How is it possible that embodied energy (the energy it takes to make something) in construction material or really anything we consume is such a niche topic? How is it possible that we know so little about data centers and logistics, the spaces and networks that are critical in our interconnected lives? Now that we live more and more online during this pandemic, we seem to be still oblivious to poor real estate decisions, in fact even more so out of a desire to avoid density, and work and shop from home.

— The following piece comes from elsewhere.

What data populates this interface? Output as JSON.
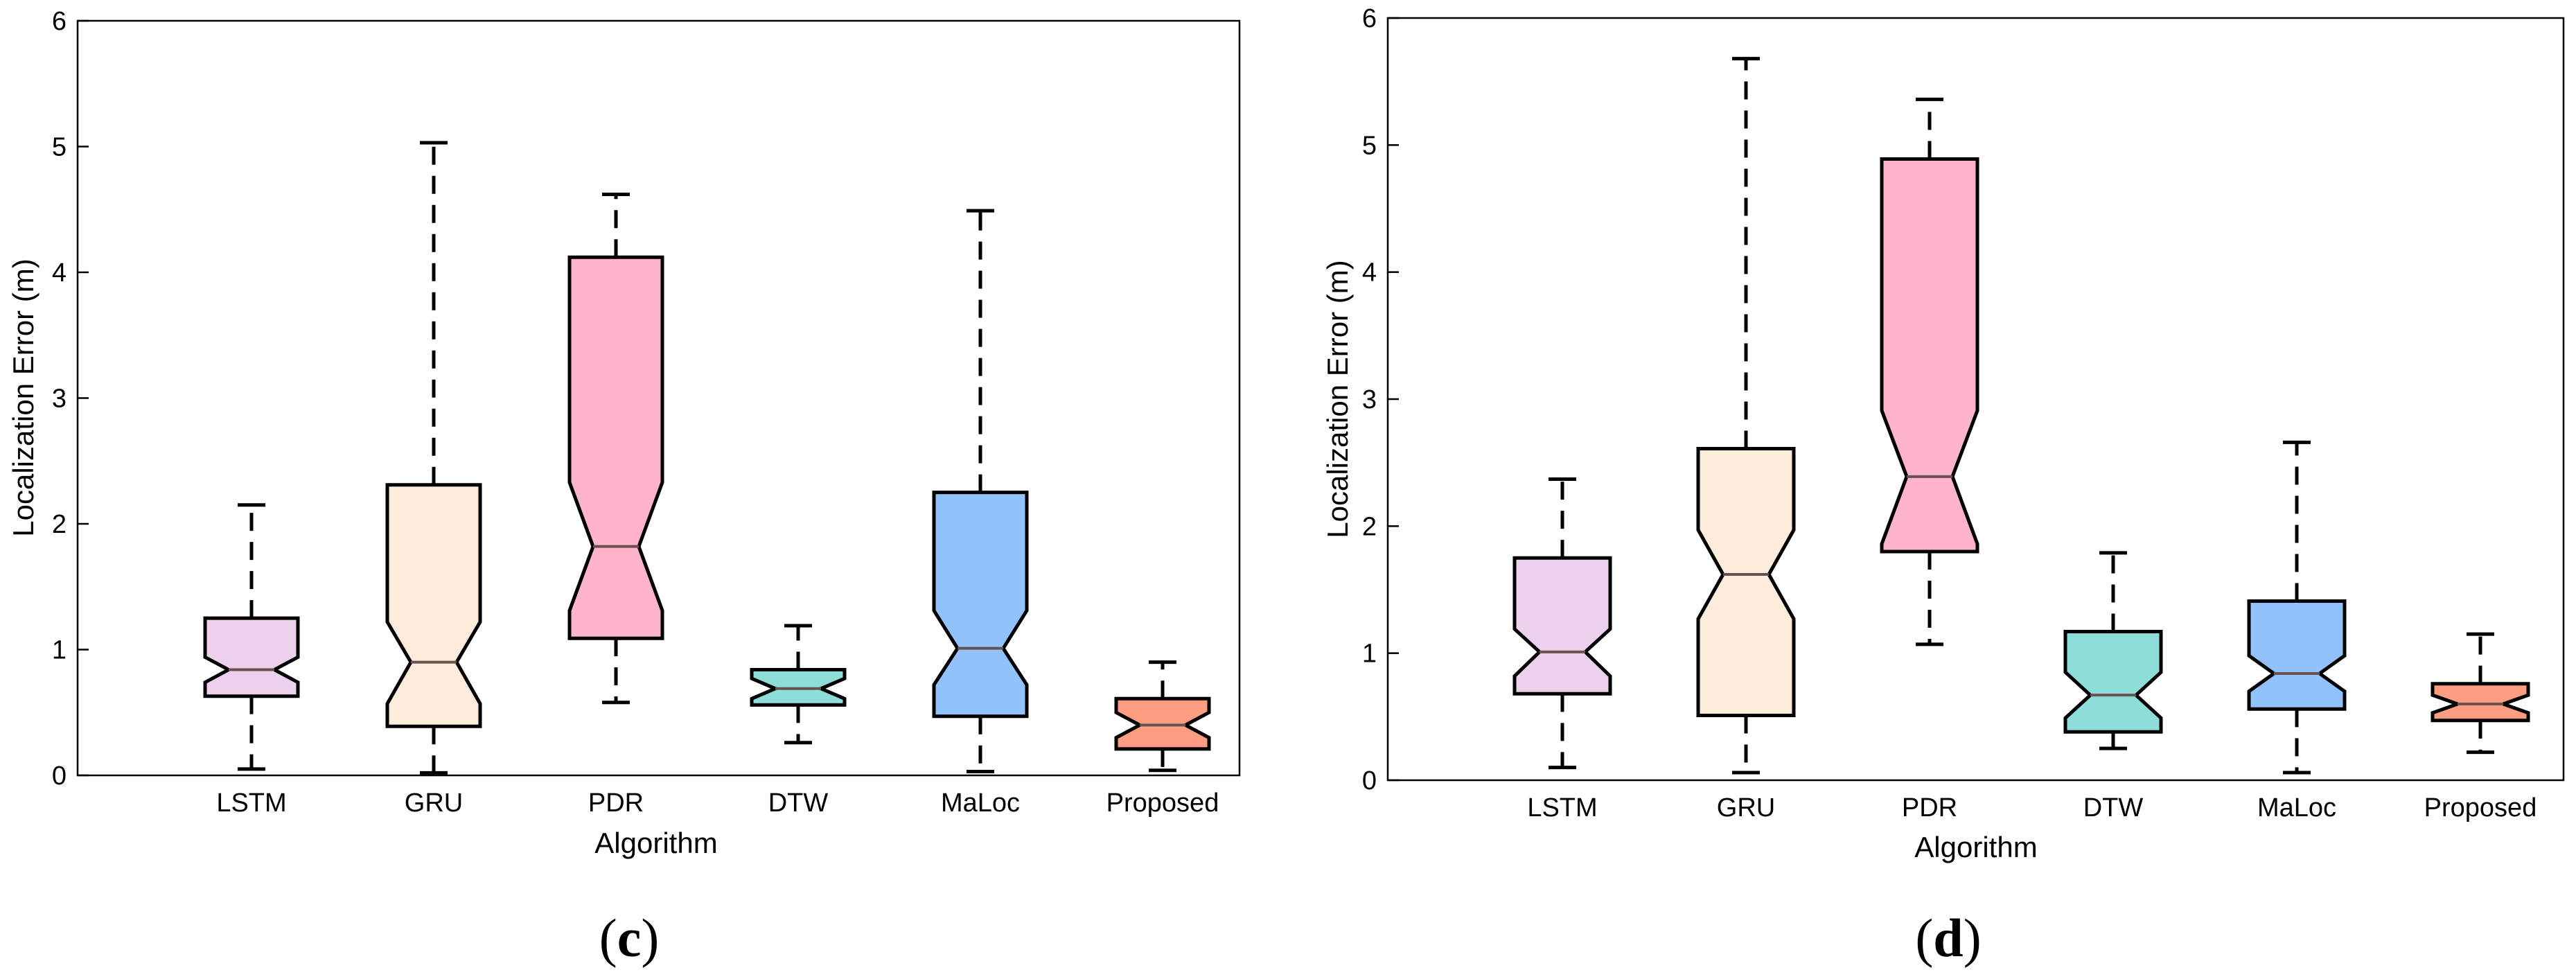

Well, how can a 400 square foot dwelling make a big difference? It cannot. The objective of the Climate Action Lab is to put the 400 square foot dwelling into a larger context. To use it as a vehicle to research, discuss and challenge the many scales of decision-making that lead to our enormous ecological footprint. From real estate markets to zoning regulations to global supply chains of materials to the very minute design and construction details that go into building an energy-efficient home. The 400 square foot dwelling is part of a multi-scalar system of production and consumption. Attempts to be “off the grid” do not change that. I hope that it can serve as some sort of prototype for small dwelling units, but even more so to spark conversation about our ecological footprint and how more information on how to “act” on climate change will lead to a different climate activism. One that complements global discussions and international COP meetings with local action and decision-making.